Bit of a long winded title, but I wanted to get it all in there.

EDIT: The long title broke my new design, so I shortened it :)

Why?

  • I have a (highly optimised) report that takes way too long to generate, up to around 30 seconds
  • Too many variables to prime caches for every possible combination
  • Jakob Nielson of usability fame says:

    10 seconds is about the limit for keeping the user's attention focused on the dialogue. For longer delays, users will want to perform other tasks while waiting for the computer to finish, so they should be given feedback indicating when the computer expects to be done. Feedback during the delay is especially important if the response time is likely to be highly variable, since users will then not know what to expect.

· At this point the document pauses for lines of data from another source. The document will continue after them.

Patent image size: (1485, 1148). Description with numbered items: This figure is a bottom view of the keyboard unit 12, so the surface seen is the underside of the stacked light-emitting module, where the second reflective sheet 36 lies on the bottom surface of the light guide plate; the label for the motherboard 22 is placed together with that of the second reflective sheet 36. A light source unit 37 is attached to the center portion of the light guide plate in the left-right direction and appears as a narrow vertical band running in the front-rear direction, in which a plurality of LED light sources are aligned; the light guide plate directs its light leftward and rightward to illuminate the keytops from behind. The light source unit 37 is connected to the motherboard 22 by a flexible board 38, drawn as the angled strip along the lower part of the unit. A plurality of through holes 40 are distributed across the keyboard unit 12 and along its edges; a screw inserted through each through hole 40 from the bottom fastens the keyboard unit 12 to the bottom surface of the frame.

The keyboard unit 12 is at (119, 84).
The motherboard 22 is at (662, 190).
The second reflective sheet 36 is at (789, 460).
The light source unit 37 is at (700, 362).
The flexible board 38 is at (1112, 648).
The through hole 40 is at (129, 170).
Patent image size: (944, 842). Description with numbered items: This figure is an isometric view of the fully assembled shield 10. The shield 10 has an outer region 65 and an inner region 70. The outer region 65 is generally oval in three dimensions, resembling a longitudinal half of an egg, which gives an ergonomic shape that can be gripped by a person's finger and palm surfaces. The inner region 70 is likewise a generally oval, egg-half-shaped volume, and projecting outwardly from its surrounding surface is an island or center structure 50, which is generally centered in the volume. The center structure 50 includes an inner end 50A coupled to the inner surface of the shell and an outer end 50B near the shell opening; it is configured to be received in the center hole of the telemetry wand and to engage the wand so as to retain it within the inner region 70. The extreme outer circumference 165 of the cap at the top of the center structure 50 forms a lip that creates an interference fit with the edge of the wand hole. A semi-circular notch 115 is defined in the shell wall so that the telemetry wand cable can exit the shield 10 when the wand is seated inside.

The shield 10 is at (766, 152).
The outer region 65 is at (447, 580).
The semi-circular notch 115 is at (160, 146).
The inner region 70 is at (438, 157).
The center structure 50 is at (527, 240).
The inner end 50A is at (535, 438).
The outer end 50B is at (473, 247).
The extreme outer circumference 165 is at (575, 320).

  • Personally, I don't think the browsers inbuilt progress bar is enough feedback for todays web users

How?

First off, I configured the report to cache the generated data in memcached for a day. That's great, now if the user requests that particular report (with the exact same combination of filters etc), twice in a day, the second time will be really snappy. What I now need is a way of priming the cache, while letting the user know what's going on. This is where Gearman comes in handy. I've used message queues in the past, but they don't have the notion of progress like a job queue does. For example purposes, I've written a little script that fetches URLs and titles from a list of RSS feeds:

  1. When memcache tells my application it can't find the droids it's looking for, my application now adds a background job to the gearman queue.

screenshot1

  1. The application then forwards the user to a job status page, complete with a progress bar courtesy of the fantastic Dojo Toolkit. The user sits and watches in eager anticipation.

screenshot2

  1. A gearman worker script is running on the server thanks to supervisord, it comes along picks the job from the queue and sets about fetching the data. As it progresses, it pings the gearman server about it's current status.

screenshot3

  1. The page the user is glued to is repeatedly pinging the server to check on the progress of the job. As the job server gets updates from the worker, the web server passes them on to the user via the dijit.ProgressBar.

screenshot3

  1. Once complete, the javascript forwards the user back to the original URL, the data is successfully fetched for the cache, and we're in business.

screenshot4

Get to the code already

You can browse the sample scripts at github, they're not amazing, just meant to show the method I've described here. As a side note, I wondered if anyone had come up with a Sinatra style framework for PHP, turns out there were quite a few, I chose the Slim Framework as I could see from the homepage it took PHP 5.3 lambdas, the others didn't make it too clear.

Has anyone else done anything similar? Am I doing something stupid? Comments are welcome.